Don’t Catch A Falling Knife Yield

Don’t Catch A Falling Knife Yield
An Editorial By Phil Anderson · Tuesday August 16th


Whilst many Sydney investors have always accepted a negative cash flow scenario, there was a collective sigh of relief as interest rates were cut yet again to the lowest levels ever witnessed in this country. Investors should be jumping for joy, but with Sydney and Melbourne property yields yet to follow recent property growth higher, local investors are still left trying to catch a falling knife… and here’s why.

CoreLogic recently disclosed that, on average, the Australian national property rental rates were actually falling rather than increasing. Some of
these rental drops were alarming, and perhaps most surprisingly to some, these drops most notably occurred in major capital city markets with Darwin
rents nose-diving 11.5 per cent and Perth rents falling 8.4 per cent over the past 12 months.

Even in the two largest cities in the country, rental yields were finding it difficult to keep pace with general inflation with Melbourne rents rose a meagre 2 per cent, and Sydney just 1.4 per cent, and most loyal local property investors in these markets would tell you that the rental returns in these cities were already, generally speaking, modest at best.

When low rental yields appear in large city markets, it can make the task of maintaining the high costs of servicing an investment an increasingly difficult prospect. Couple this with the recent surge in property prices (predominantly in the Sydney market), and property investors begin to rethink their strategies.


Now more than ever it’s critically important for investors do their homework on a national scale, as deteriorating affordability in more expensive residential property markets paints investors into a vulnerable corner. Despite interest rates being at record lows, the need to have a firm understanding of a location’s vacancies rates, among other criteria, can be the difference between investing success and sleepless nights.

Whilst a negative cash flow expectation from Sydney landlords in particular has become the norm, it certainly does not need to be. Some higher income investors are able to finance their way towards what they believe are cash flow positive properties by forking out large deposits upfront. Anywhere from 10% to 30% of the purchase price, just in an attempt to reduce their holding cost and create a false cash flow positive scenario.

The true test of a ‘cash flow positive’ property is if the holding costs are in fact putting money in your pocket each week based on 100% finance on the property. ”Not possible!”, you say? Well, not only is it possible, you might also be surprised to learn you that you do not have to invest in remote regional locations to find these high yielding properties.

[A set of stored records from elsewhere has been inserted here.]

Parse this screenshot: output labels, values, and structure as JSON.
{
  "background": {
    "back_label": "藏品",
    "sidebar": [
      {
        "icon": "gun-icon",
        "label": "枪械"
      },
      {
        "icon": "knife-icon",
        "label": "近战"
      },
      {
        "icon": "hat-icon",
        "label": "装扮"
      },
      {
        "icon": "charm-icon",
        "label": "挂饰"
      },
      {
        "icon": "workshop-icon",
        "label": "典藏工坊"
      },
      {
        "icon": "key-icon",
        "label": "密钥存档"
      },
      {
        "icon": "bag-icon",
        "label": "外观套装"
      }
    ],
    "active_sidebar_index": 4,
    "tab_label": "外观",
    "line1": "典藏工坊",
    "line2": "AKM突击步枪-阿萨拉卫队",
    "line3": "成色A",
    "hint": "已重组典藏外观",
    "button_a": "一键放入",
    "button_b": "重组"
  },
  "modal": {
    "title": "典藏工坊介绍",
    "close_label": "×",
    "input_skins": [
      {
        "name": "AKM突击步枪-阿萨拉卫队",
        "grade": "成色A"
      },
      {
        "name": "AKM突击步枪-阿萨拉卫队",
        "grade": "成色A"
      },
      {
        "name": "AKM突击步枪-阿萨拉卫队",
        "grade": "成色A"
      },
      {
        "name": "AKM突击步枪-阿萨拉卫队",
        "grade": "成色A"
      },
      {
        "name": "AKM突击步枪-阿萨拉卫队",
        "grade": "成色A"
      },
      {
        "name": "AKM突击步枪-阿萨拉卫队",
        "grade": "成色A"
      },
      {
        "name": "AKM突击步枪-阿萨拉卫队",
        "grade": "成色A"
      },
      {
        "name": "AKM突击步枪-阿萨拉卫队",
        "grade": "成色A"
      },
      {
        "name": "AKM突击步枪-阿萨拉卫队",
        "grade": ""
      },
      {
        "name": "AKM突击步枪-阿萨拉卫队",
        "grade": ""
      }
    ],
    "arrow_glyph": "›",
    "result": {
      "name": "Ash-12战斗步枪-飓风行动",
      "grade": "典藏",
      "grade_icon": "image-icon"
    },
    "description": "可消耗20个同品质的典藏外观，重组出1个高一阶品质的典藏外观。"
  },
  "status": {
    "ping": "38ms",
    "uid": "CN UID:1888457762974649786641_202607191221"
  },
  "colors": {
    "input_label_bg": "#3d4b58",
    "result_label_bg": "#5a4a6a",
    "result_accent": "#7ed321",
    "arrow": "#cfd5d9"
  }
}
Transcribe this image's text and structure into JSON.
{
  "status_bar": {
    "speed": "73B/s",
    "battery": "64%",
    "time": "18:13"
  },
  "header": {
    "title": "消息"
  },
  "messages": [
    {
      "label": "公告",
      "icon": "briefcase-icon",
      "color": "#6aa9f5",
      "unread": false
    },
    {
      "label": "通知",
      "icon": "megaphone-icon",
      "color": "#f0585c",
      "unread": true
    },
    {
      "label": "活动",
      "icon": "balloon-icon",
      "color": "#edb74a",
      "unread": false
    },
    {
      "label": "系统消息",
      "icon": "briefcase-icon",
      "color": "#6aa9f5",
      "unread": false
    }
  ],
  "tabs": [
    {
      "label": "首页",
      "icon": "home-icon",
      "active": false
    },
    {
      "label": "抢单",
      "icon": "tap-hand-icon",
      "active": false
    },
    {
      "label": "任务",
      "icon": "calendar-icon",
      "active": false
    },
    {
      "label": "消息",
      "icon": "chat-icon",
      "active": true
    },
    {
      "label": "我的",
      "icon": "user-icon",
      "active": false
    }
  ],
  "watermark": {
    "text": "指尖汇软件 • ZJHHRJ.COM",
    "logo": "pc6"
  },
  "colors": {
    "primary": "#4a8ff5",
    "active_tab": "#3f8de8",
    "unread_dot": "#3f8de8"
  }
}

A growing number of informed investors that are currently realising they need to review their investment strategy as adding properties in Sydney and Melbourne becomes simply unaffordable. They are discovering that by selecting high yielding properties in rising growth markets that offer, in many cases, more than double the yield available locally is also a great way to help balance the scales on a negative cash flow portfolio.